Jesus respondeu-lhes: “Não murmureis entre vós. Ninguém pode
vir a Mim, se o Pai, que Me enviou, não o trouxer; e Eu ressuscitá-lo-ei no
último dia. Está escrito no livro dos Profetas: ‘Serão todos instruídos por
Deus.’ Todo aquele que ouve o Pai e recebe o seu ensino vem a Mim. Não porque
alguém tenha visto o Pai; só Aquele que vem de junto de Deus viu o Pai. Em
verdade, em verdade vos digo: Quem acredita tem a vida eterna.”.»
Jesus
repete cada vez de forma mais aberta que vem de Deus para oferecer a todos um
alimento que dá vida eterna.
Mas as pessoas que O ouvem murmuram. Argumentam conhecê-Lo. Como
podem acreditar naquele homem, nascido pouco antes de morrer Herodes o Grande e
conhecido pela sua atividade profética na Galileia, que diz ser Deus?
E eu, também murmuro contra Deus? Porquê? Com que argumentos?
Com que palavras? Com que atitudes?
Jesus não responde às objeções. Vai diretamente à raiz
da sua incredulidade: «Não murmureis…» É um erro resistir à mensagem de uma
pessoa, obstinando-se em pensar que já se sabe tudo acerca da sua verdadeira
identidade.
Jesus, então, indica o caminho que podemos seguir:
- Ninguém pode acreditar Nele se não se sente atraído pela
sua pessoa. A fé e a confiança despertam-se em nós quando nos sentimos atraídos
por alguém que nos faz bem e nos ajuda a viver.
- Ninguém pode aceitá-Lo se o Pai, que O enviou, não concede
esse dom. Todavia, ao dizer isso, Jesus sabia que tocava num ponto de orgulho
dos seus ouvintes: O profeta Jeremias tinha proclamado assim a promessa de
Deus: «Eu colocarei a minha Lei dentro de vós e a escreverei nos vossos
corações.»
- Por isso, devemos escutar a voz de Deus no nosso coração e
deixar-nos conduzir por Ele até Jesus: «Todo aquele que ouve o Pai e recebe o
seu ensino vem a Mim.»
Ou seja, as palavras de Jesus convidam-nos viver uma
experiência diferente. A nossa consciência não é só o lugar recôndito e
privilegiado onde podemos escutar a Lei de Deus.
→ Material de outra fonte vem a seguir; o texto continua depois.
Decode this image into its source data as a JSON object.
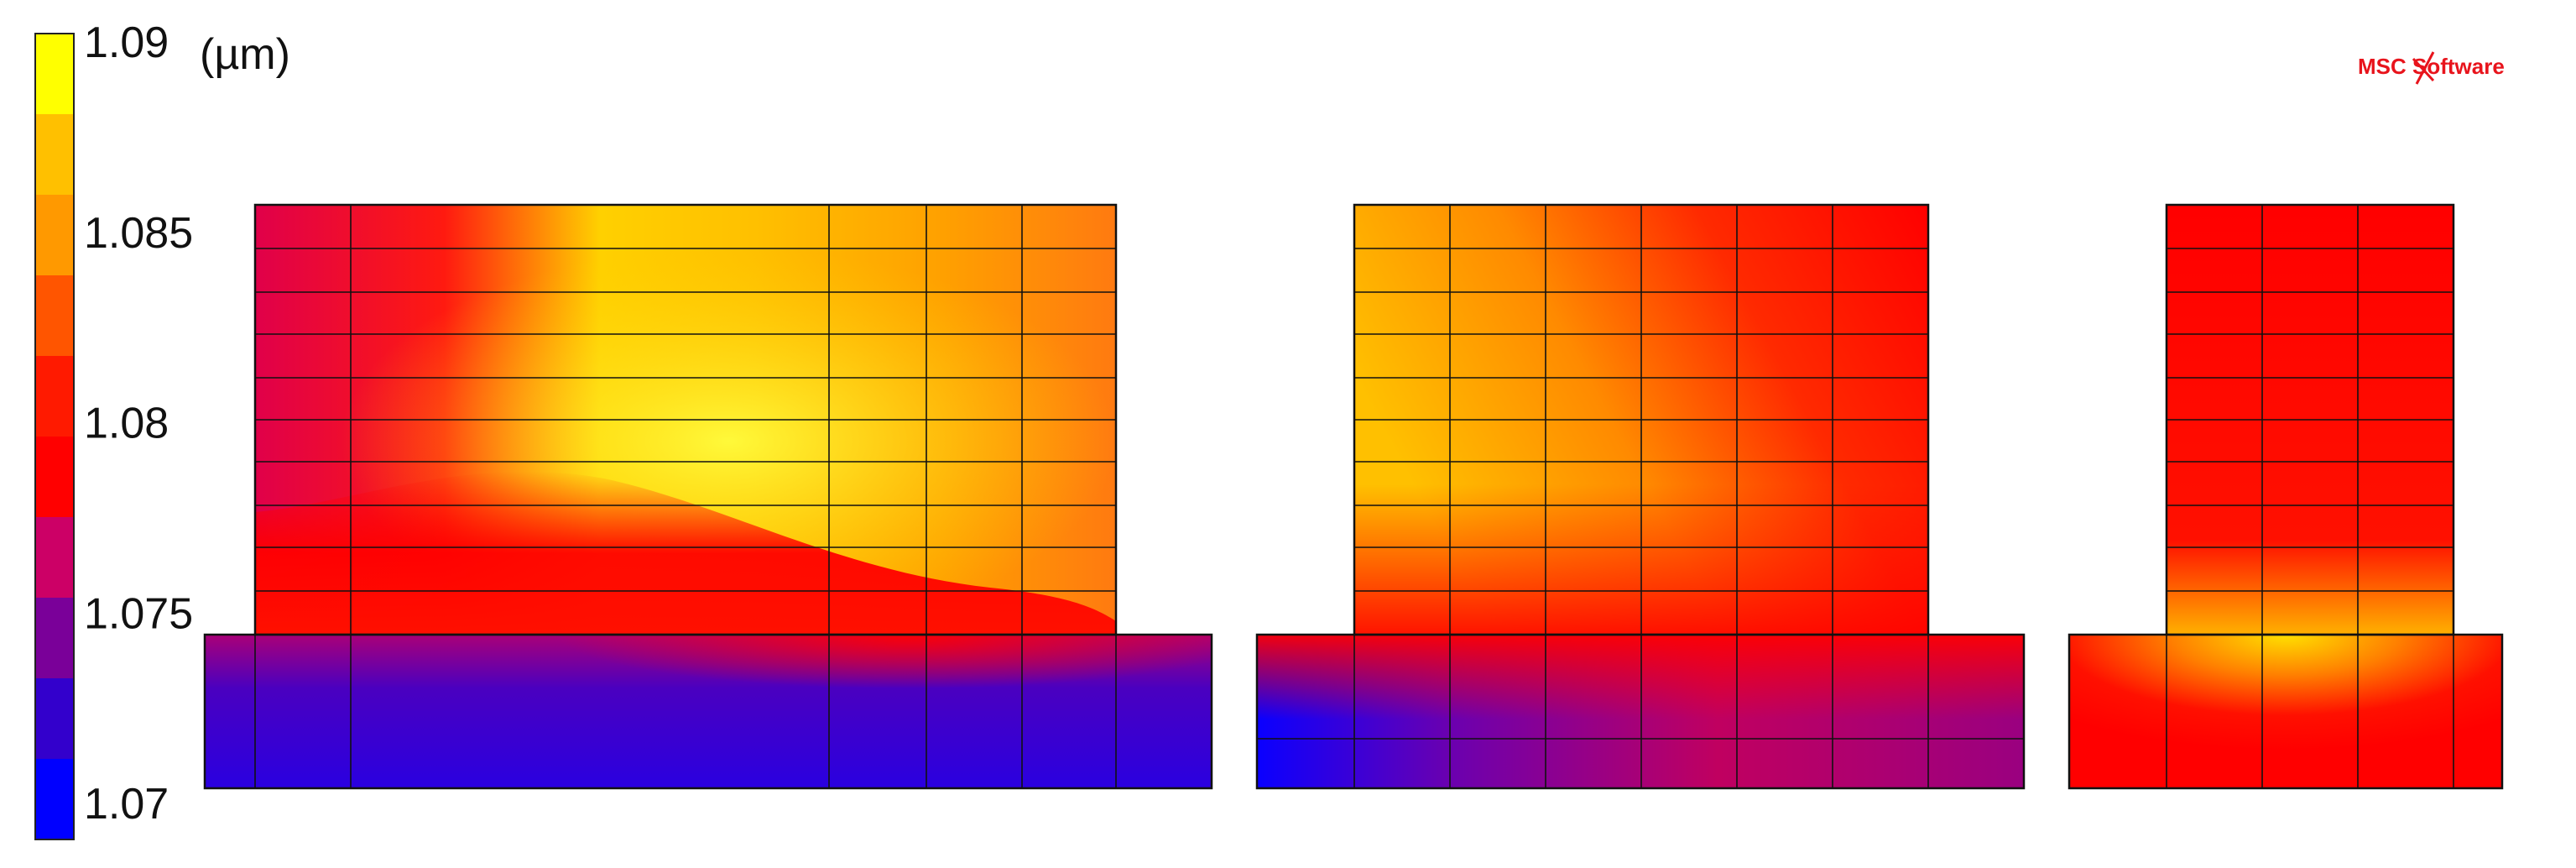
{
  "legend": {
    "unit": "(µm)",
    "colors": [
      "#0000ff",
      "#3300cc",
      "#7a0099",
      "#cc0066",
      "#ff0000",
      "#ff1a00",
      "#ff5500",
      "#ff9900",
      "#ffc000",
      "#ffff00"
    ],
    "labels": [
      {
        "text": "1.09",
        "value": 1.09
      },
      {
        "text": "1.085",
        "value": 1.085
      },
      {
        "text": "1.08",
        "value": 1.08
      },
      {
        "text": "1.075",
        "value": 1.075
      },
      {
        "text": "1.07",
        "value": 1.07
      }
    ]
  },
  "logo": {
    "text": "MSC Software"
  },
  "colors": {
    "mesh": "#111111",
    "background": "#ffffff",
    "logo": "#e8141c"
  }
}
Ela é também o lugar onde se
fabricam as nossas melhores qualidades e os nossos melhores comportamentos.
Se no íntimo do nosso ser nos sentimos atraídos pelo bem, o
belo, o nobre, o verdadeiro, o justo, o que faz bem ao ser humano, o que
constrói um mundo melhor, facilmente nos sentiremos convidados por Deus a
sintonizar com Jesus, como exorta a epístola do apóstolo São Paulo aos Efésios:
«Irmãos: Não contristeis o Espírito Santo de Deus, que vos
assinalou para o dia da redenção. Seja eliminado do meio de vós tudo o que é
azedume, irritação, cólera, insulto, maledicência e toda a espécie de maldade.
Sede bondosos e compassivos uns para com os outros e perdoai-vos mutuamente,
como Deus também vos perdoou em Cristo. Sede imitadores de Deus, como filhos
muito amados. Caminhai na caridade, a exemplo de Cristo, que nos amou e Se
entregou por nós, oferecendo-Se como vítima agradável a Deus.»